Siang itu, kulihat matahari tak begitu menampakkan sinarnya. Aku
tersenyum sinis, tiba-tiba saja ku teringat dengan teman-teman yang selama ini
menemaniku. Mereka tak lagi ada di sampingku karena memiliki kesibukan
masing-masing. Ini akan menjadi siang yang begitu melelahkan, mengurus semua
keperluan mendaftar ulang sendiri, berusaha mengenal beberapa teman dengan
sendiri, dan beradaptasi pun dengan sendiri. Sudah ku duga tak ada satupun yang
senasib denganku.
***
"Adit, cepatlah kamu bersiap-siap! Sebentar lagi kuliah di mulai."
Aku yang sedang asyik menikmati sebungkus kerupuk kentang yang ku beli
di toko pinggir jalan tadi tiba-tiba terkaget dan sedikit mempercepat mengunyah
kerupuk tersebut. Rupanya Sigit, sahabat yang ku kenal di sebuah warung sudah
siap menuju kelas dengan beberapa buku-buku tebal terpampang di pinggangnya.
"Hmm, kamu duluan saja Sigit, kayaknya masih ada waktu menghabiskan
kerupuk ini. Sayang kalau di buang." Kataku sambil mengunyah dengan
lahapnya.
"Ya sudahlah, terserah kamu saja deh!" Sigit berlalu dengan
wajah yang tampak sinis. Aku mendesah sambil mengeluarkan Handphone Nokia
5310ku karena kebetulan ada sms yang masuk dari salah seorang teman. Ngemil merupakan
hobby yang tak bisa ku lepaskan begitu saja dalam hidupku. Di belakang gedung
perpustakaan tepatnya di bawah pohon jati yang rindang dan subur di situlah
tempatku biasa melakukan hobbyku ini sambil duduk beralaskan kardus. Entah dari
mana datangnya kardus-kardus itu. Setiap hari di sekitar pohon itu penuh dengan
tumpukan-tumpukan kardus. Aku sengaja menjadikannya tempat favoritku karena
jauh dari bisingan orang-orang, jauh dari polusi udara, hawanya sejuk dan
terlebih lagi hanya ada suara jangkrik yang setia menemaniku. Betapa senangnya
hatiku, ketika mengunyah satu demi satu kerupuk kentang yang sudah ku beli.
Ingin sebenarnya aku berbagi kepada teman-teman sekampusku, namun mereka malah
menganggap aku mahasiswa aneh. Mereka beranggapan kalau aku manusia yang tak
terdidik.
Ku keluarkan kembali ponselku. Betapa terkejutnya aku ketika melihat di
ponsel, waktu menunjukkan pukul 08.20. "Wah, aku telat lagi." Pikirku
sambil berdesis. Aku berusaha berlari sekencang-kencangnya menuju ke ruangan
sambil berusaha merapikan kemeja kotak-kotak putih yang ku kenakan serta
membersihkan mulut dari bekas kerupuk kentang tadi.

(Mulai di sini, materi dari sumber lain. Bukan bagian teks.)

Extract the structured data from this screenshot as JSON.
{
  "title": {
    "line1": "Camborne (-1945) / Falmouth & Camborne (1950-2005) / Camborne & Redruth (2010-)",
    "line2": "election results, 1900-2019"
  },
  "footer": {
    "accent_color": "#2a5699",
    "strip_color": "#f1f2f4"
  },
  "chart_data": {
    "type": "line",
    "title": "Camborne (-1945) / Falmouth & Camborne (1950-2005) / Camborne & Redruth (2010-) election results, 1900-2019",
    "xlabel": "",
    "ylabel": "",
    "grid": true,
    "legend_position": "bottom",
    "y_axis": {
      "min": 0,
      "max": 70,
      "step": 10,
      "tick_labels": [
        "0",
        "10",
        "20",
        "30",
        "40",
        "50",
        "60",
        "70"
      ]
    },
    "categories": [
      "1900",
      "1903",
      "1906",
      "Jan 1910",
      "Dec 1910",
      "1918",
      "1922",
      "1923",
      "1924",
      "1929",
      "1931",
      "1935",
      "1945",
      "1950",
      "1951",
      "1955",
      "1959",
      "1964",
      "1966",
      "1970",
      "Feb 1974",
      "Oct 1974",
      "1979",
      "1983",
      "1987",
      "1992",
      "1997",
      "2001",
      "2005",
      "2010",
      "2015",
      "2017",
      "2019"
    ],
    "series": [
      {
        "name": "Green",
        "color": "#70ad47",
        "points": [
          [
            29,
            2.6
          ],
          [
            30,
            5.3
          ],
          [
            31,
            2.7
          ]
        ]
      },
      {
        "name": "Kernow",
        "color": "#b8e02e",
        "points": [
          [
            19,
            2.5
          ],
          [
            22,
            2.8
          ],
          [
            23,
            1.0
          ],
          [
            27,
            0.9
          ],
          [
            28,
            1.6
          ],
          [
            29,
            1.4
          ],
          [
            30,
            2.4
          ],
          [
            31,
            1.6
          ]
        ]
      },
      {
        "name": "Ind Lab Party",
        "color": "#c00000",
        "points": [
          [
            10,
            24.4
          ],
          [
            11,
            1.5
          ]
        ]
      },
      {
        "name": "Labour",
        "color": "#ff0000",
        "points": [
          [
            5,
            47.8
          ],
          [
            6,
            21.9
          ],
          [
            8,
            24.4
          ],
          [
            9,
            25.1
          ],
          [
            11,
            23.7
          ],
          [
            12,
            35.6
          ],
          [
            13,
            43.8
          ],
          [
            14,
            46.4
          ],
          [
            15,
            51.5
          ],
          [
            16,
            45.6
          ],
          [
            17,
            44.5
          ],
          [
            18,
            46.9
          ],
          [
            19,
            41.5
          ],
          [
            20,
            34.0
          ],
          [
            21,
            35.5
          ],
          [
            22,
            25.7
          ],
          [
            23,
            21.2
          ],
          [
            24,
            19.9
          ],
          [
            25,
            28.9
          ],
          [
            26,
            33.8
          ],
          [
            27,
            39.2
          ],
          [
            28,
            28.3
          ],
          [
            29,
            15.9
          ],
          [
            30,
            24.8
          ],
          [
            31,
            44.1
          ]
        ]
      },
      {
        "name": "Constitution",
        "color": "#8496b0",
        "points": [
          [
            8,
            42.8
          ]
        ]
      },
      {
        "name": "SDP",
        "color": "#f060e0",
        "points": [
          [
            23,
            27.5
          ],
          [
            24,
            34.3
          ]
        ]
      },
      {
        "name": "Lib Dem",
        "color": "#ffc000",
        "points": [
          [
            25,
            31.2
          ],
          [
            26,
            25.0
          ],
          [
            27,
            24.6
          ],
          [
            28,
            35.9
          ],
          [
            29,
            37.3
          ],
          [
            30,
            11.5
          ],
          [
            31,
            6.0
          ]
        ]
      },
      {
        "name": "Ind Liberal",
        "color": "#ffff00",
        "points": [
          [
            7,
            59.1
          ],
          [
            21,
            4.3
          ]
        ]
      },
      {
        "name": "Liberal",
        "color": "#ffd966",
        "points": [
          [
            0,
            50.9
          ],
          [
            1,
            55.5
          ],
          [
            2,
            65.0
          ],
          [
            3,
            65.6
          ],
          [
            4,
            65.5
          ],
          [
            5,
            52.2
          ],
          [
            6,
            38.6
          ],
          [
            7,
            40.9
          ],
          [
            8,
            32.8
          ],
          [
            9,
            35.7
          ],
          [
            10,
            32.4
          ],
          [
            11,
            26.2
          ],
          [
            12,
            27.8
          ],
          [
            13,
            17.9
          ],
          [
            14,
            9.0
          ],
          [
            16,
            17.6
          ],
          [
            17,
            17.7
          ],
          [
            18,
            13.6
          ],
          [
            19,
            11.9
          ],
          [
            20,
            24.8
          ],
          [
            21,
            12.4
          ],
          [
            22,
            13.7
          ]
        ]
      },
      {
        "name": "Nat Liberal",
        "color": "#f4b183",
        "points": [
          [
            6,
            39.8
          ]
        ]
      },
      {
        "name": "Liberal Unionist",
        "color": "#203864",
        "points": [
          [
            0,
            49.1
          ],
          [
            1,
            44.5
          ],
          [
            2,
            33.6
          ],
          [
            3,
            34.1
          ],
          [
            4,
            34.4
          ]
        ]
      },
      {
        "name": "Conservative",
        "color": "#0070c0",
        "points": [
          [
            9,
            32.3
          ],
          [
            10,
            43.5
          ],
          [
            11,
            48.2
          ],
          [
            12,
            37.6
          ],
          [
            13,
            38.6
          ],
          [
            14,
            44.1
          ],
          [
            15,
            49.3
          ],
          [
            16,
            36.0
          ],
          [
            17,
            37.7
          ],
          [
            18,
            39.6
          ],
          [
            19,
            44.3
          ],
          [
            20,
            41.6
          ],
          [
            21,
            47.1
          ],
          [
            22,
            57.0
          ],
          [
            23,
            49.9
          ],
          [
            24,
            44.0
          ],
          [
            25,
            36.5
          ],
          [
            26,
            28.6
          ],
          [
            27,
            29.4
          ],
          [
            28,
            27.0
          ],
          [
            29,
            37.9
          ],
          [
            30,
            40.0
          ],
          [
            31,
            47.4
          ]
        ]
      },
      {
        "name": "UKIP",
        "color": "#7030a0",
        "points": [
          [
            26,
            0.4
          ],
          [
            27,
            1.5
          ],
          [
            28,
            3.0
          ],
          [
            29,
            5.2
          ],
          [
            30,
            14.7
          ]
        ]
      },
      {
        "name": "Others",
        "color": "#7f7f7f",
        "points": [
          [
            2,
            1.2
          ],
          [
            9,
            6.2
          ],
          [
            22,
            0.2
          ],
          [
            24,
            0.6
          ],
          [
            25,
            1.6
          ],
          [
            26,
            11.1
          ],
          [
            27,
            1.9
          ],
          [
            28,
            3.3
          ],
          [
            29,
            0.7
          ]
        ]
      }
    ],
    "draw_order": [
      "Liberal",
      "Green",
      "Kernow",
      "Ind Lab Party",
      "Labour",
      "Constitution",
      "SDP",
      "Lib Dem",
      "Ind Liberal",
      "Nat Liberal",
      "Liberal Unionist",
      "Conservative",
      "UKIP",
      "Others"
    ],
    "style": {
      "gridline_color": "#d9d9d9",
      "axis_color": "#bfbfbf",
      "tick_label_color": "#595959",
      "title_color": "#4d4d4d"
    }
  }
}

Aku baru ingat kalau mata kuliah pertama hari ini adalah filsafat umum.
Itu berarti, sebentar lagi aku akan bertemu dengan seorang dosen killer di
kampus kami, pak Zahdi. Pantas saja, tadi ketika Sigit mengajakku masuk ia
kelihatan sangat takut sekali. Bukan takut karena akan ketinggalan pelajaran,
tapi takut kalau pak Zahdi mengeluarkan jurusnya untuk menghukum
mahasiswa-mahasiswa yang terlambat. Namun, "Ah, mudah-mudahan saja beliau
tidak masuk hari ini, kan hari ini ada acara di rektorat". Tapi fikiranku
kali ini salah total. Saat aku berada di depan pintu ruangan yang tertutup dan
berusaha mengintip lewat jendela yang terbuat dari kaca, aku sedang melihat
bagian belakang kepala pak Zahdi yang sedang asyik menerangkan mata kuliah
kepada teman-teman. "Wah, gawat." Pikirku. Sambil berusaha mengetuk
pintu dengan ujung jariku dan membuka pintu dengan sangat hati-hati, ku
munculkan wajahku dahulu ke dalam ruangan di sertai senyum yang sangat buruk.
Ku ucapkan salam dengan sangat terbata-bata kepada beliau.
"Assalamu 'alaikum pak." Sambil menunduk malu aku mulai
berjalan menuju tempat dudukku.
"Wa'alaikum salam warohmatulohi wabarokatuh." Sambil
menggelengkan kepala beliau menjawab salamku dengan sangat komplit. Ketika aku
tiba di depan tempat dudukku dan menaruh tas serta mengeluarkan switer bob
marleyku, tiba-tiba terdengar suara dari depan yang tidak salah lagi, itu suara
pak Zahdi menegurku.
"Ma….ma…af pak." Lidahku terasa kaku. Tiba-tiba beliau
tersenyum kepadaku. Senyuman yang tidak seperti senyuman-senyuman biasanya.
Kali ini dia tersenyum sambil menulis sebuah kalimat di whiteboard. "SAYA
TIDAK AKAN TERLAMBAT LAGI DI MATA KULIAH BAPAK". Dengan sangat jelas bisa
ku baca tulisan itu. Kemudian beliau menambahkan.
"sebagai hukuman keterlambatan kamu, saya akan berikan kamu tugas.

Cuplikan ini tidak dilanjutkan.